Она прикрыла глаза и плавно затанцевала — музыка замедлилась и стала панически походить на что-то, подо что люди должны разбиваться на парочки. Джинкс было неплохо и с самой собой: она отстраненно закружилась, расставив руки, насколько это было здесь возможно. Барти беспокойно завозился, решая, сбежать ему или все-таки пригласить ее. Джинкс казалась беззлобной и симпатичной (а еще была старше), и он без боязни ядовитого отказа шагнул вперед.
«Не хочешь потанцевать со мной?» — почти выпалил он, когда Мартин Вуд обломил всех:
— ПОПАЛИСЬ! Никаких медляков, сопляки!
Раскрыв большие, на грани выпученных, глаза, Джинкс весело захихикала и растворилась в толпе, бросив Барти легкое «увидимся». Укол разочарования вонзился ему между ребер, и он пожал плечами — не так уж и хотелось с ней танцевать. Кому вообще это надо?
Выискивая знакомых, он увидел, как Пандора подхватила Винни за руки и бурно закружилась вместе с ним. Барти снова вернулся к тревожной мысли, что их ждет после вечеринки, а еще как «Мандрейксы» собираются прокладывать путь на волю. Наверняка Министерство уже известили о подставных музыкантах, кто-то оттуда мчит убивать веселье. Интересно, будет ли его отец участвовать в разбирательстве? Посадят ли «Мандрейксов» в тюрьму, и что завтра утром опубликуют в газетах?
Глаза снова зацепились за компанию Поттера. Самого себя он украсил рогами из веток, Блэк и Петтигрю налепили на лица какие-то блестки, все четверо в маггловской одежде. Поттер и Блэк — в особо кричащей и вульгарной. Присмотревшись, Барти заметил и Джинкс, которой эти двое что-то активно втолковывали.

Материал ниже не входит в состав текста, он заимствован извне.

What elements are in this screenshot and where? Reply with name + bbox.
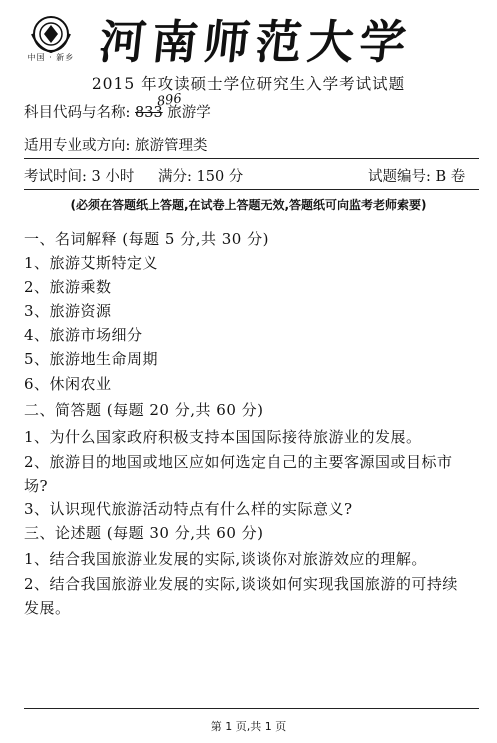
emblem-caption: 中国 · 新乡: [27, 53, 75, 62]
question-item: 1、为什么国家政府积极支持本国国际接待旅游业的发展。: [24, 428, 422, 446]
question-item: 2、结合我国旅游业发展的实际,谈谈如何实现我国旅游的可持续: [24, 575, 458, 593]
section-heading: 二、简答题 (每题 20 分,共 60 分): [24, 401, 264, 419]
question-item: 5、旅游地生命周期: [24, 350, 159, 368]
question-item: 2、旅游目的地国或地区应如何选定自己的主要客源国或目标市: [24, 453, 453, 471]
question-item: 1、结合我国旅游业发展的实际,谈谈你对旅游效应的理解。: [24, 550, 427, 568]
exam-title: 2015 年攻读硕士学位研究生入学考试试题: [91, 75, 406, 93]
subject-code-crossed: 833: [135, 105, 163, 121]
question-item: 场?: [24, 477, 49, 495]
subject-name: 旅游学: [167, 105, 211, 121]
subject-line: [24, 101, 211, 122]
duration-text: 考试时间: 3 小时: [24, 169, 135, 185]
divider-top: [24, 158, 479, 159]
question-item: 1、旅游艾斯特定义: [24, 254, 159, 272]
paper-id-text: 试题编号: B 卷: [368, 169, 466, 185]
question-item: 3、认识现代旅游活动特点有什么样的实际意义?: [24, 500, 353, 518]
major-line: 适用专业或方向: 旅游管理类: [24, 138, 208, 154]
question-item: 2、旅游乘数: [24, 278, 112, 296]
question-item: 3、旅游资源: [24, 302, 112, 320]
exam-notice: (必须在答题纸上答题,在试卷上答题无效,答题纸可向监考老师索要): [70, 198, 427, 212]
question-item: 4、旅游市场细分: [24, 326, 143, 344]
score-text: 满分: 150 分: [158, 169, 244, 185]
handwritten-subject-code: 896: [156, 91, 183, 110]
divider-bottom: [24, 189, 479, 190]
footer-divider: [24, 708, 479, 709]
question-item: 发展。: [24, 599, 71, 617]
section-heading: 一、名词解释 (每题 5 分,共 30 分): [24, 230, 269, 248]
page-number: 第 1 页,共 1 页: [210, 720, 287, 733]
university-name: 河南师范大学: [96, 15, 415, 69]
question-item: 6、休闲农业: [24, 375, 112, 393]
subject-label: 科目代码与名称:: [24, 105, 131, 121]
section-heading: 三、论述题 (每题 30 分,共 60 分): [24, 524, 264, 542]
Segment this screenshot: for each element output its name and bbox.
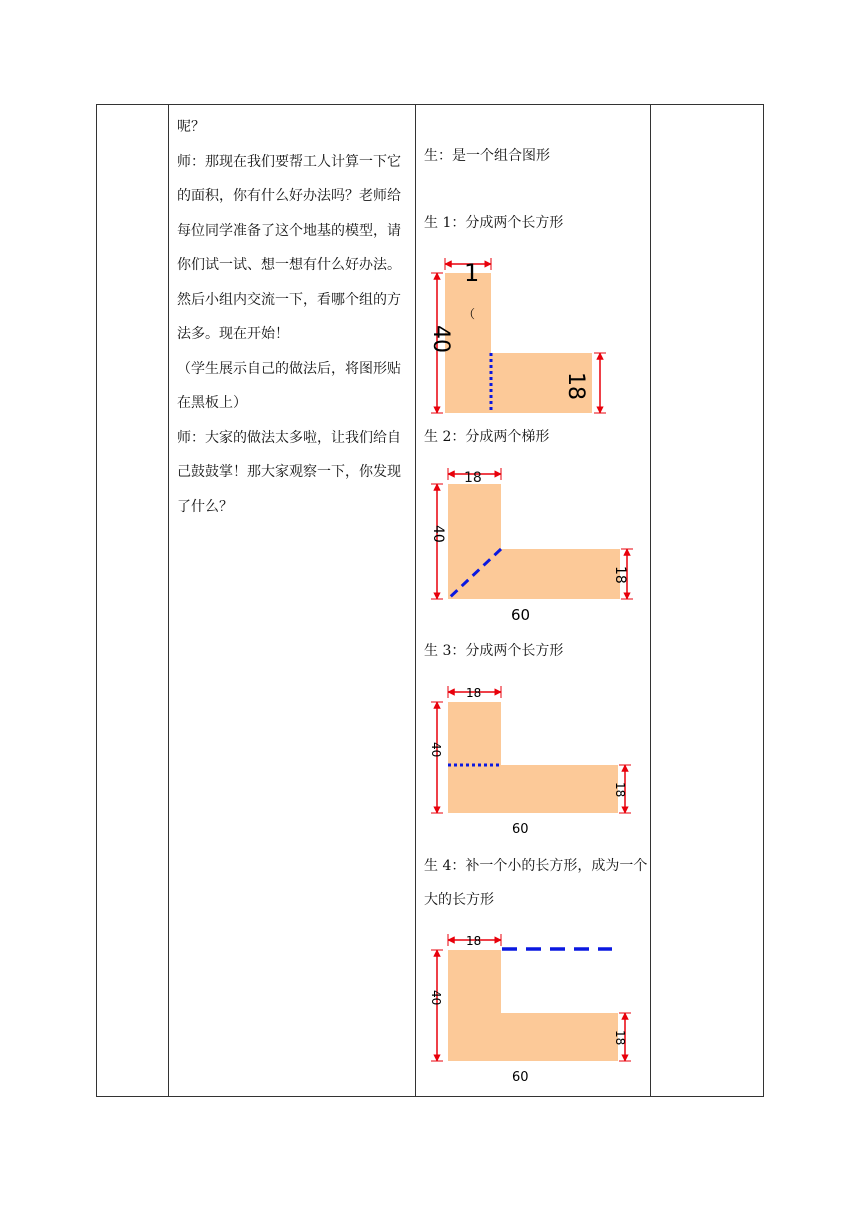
- teacher-activity-column: [177, 110, 411, 524]
- table-col-border-1: [168, 104, 169, 1097]
- label-top: 18: [464, 470, 482, 486]
- label-left: 40: [430, 525, 446, 543]
- label-top-cut: （: [463, 307, 476, 321]
- table-col-border-2: [415, 104, 416, 1097]
- label-right: 18: [613, 1030, 627, 1046]
- label-left: 40: [429, 990, 443, 1006]
- l-shape: [448, 950, 618, 1061]
- teacher-paragraph: 师：那现在我们要帮工人计算一下它的面积，你有什么好办法吗？老师给每位同学准备了这个地基的模型，请你们试一试、想一想有什么好办法。然后小组内交流一下，看哪个组的方法多。现在开始！: [177, 153, 401, 342]
- student-answer-1: 生 1：分成两个长方形: [424, 215, 564, 231]
- label-top: 1: [464, 259, 480, 287]
- label-bottom: 60: [512, 822, 529, 837]
- l-shape: [448, 702, 618, 813]
- label-left: 40: [428, 325, 453, 353]
- figure-2: [420, 462, 645, 631]
- label-top: 18: [466, 934, 482, 948]
- teacher-paragraph: 呢？: [177, 119, 205, 135]
- table-top-border: [96, 104, 764, 105]
- student-answer-4: 生 4：补一个小的长方形，成为一个大的长方形: [424, 858, 648, 908]
- student-answer-3: 生 3：分成两个长方形: [424, 643, 564, 659]
- student-answer-0: 生：是一个组合图形: [424, 148, 550, 164]
- teacher-paragraph: （学生展示自己的做法后，将图形贴在黑板上）: [177, 360, 401, 411]
- figure-3-svg: [420, 680, 645, 840]
- figure-4-svg: [420, 928, 645, 1088]
- teacher-paragraph: 师：大家的做法太多啦，让我们给自己鼓鼓掌！那大家观察一下，你发现了什么？: [177, 429, 401, 515]
- figure-2-svg: [420, 462, 645, 627]
- label-bottom: 60: [511, 606, 531, 624]
- l-shape: [448, 484, 620, 599]
- table-col-border-0: [96, 104, 97, 1097]
- label-right: 18: [613, 782, 627, 798]
- table-col-border-3: [650, 104, 651, 1097]
- table-bottom-border: [96, 1096, 764, 1097]
- table-col-border-4: [763, 104, 764, 1097]
- figure-1: [420, 248, 645, 424]
- figure-4: [420, 928, 645, 1092]
- label-right: 18: [563, 372, 588, 400]
- figure-1-svg: [420, 248, 645, 420]
- figure-3: [420, 680, 645, 844]
- label-right: 18: [612, 566, 628, 584]
- label-left: 40: [429, 742, 443, 758]
- label-bottom: 60: [512, 1070, 529, 1085]
- student-answer-2: 生 2：分成两个梯形: [424, 429, 550, 445]
- label-top: 18: [466, 686, 482, 700]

Тело сразу напряглось. Он перевоплотился в зверя, защищающего стаю. Гриффиндорцы и Джинкс точно не были друзьями, в голову пришла нехорошая мысль о том, что они затевают какую-то пакость на почве мщения за квиддич.
Барти, как ему казалось, незаметно подкрался ближе и нащупал в кармане палочку.
— Да давай, — Блэк положил руку Джинкс на плечо. — Все знают, тебе все равно.
—
Я не знала, — она сжалась, ссутулившись, и осторожно вышла из-под нее.
— Неужели? — растянул оскал Поттер. — Самое время узнать.
— Что-то мне не очень хочется.
— Слышь, че говорит, — хохотнул Поттер Блэку. — «Не хочется». Я люблю комедии, так что не ломай ее, Лавгуд. Тебе так сложно или я настолько неприятен? Неприятнее Нюнчика?!
Джинкс нерешительно попятилась, но натолкнулась на плотную стену из дрыгающихся тел. Загнанный взгляд заозирался в поисках отступления. Барти до сих пор не улавливал, о чем речь.
— Ну так что? — щелкнул языком Блэк.
— Я, пожалуй, останусь здесь, — до последнего увиливала Джинкс.
Блэк надменно подкатил глаза.
— Ш****.
Поттер подал товарищам знак, и они удалились.
Джинкс растерянно постояла несколько секунд, резко развернулась и побежала к выходу, лавируя между людьми. Барти отчетливо слышал стук каблуков, видел прижавшиеся к лицу руки, но стоял, как вкопанный.
— Ну и что ты стоишь? — подтолкнул его голос совести.
Барти испуганно развернулся. Перед ним стояла, уперев руки в бока, красная, часто дыщащая Пандора.
— А что делать-то? — всплеснул Барти руками.
— Иди, иди за ней, — возмутилась она его нерасторопности и отгоняюще помахала руками. — Или ты сможешь заснуть, зная, что она плакала одна?
— А почему
я? — так же возмутился Барти. — Ты и иди! Вы, девочки, лучше друг друга понимаете.
— В отличие от тебя
я не пялилась на нее весь вечер, — самодовольно покачала указательным пальцем Пандора. — Давай, вперед. Может тебе удастся расположить ее к себе. Только не рассчитывай, что она сразу бросится тебе на шею. Умоляю, не будь дураком.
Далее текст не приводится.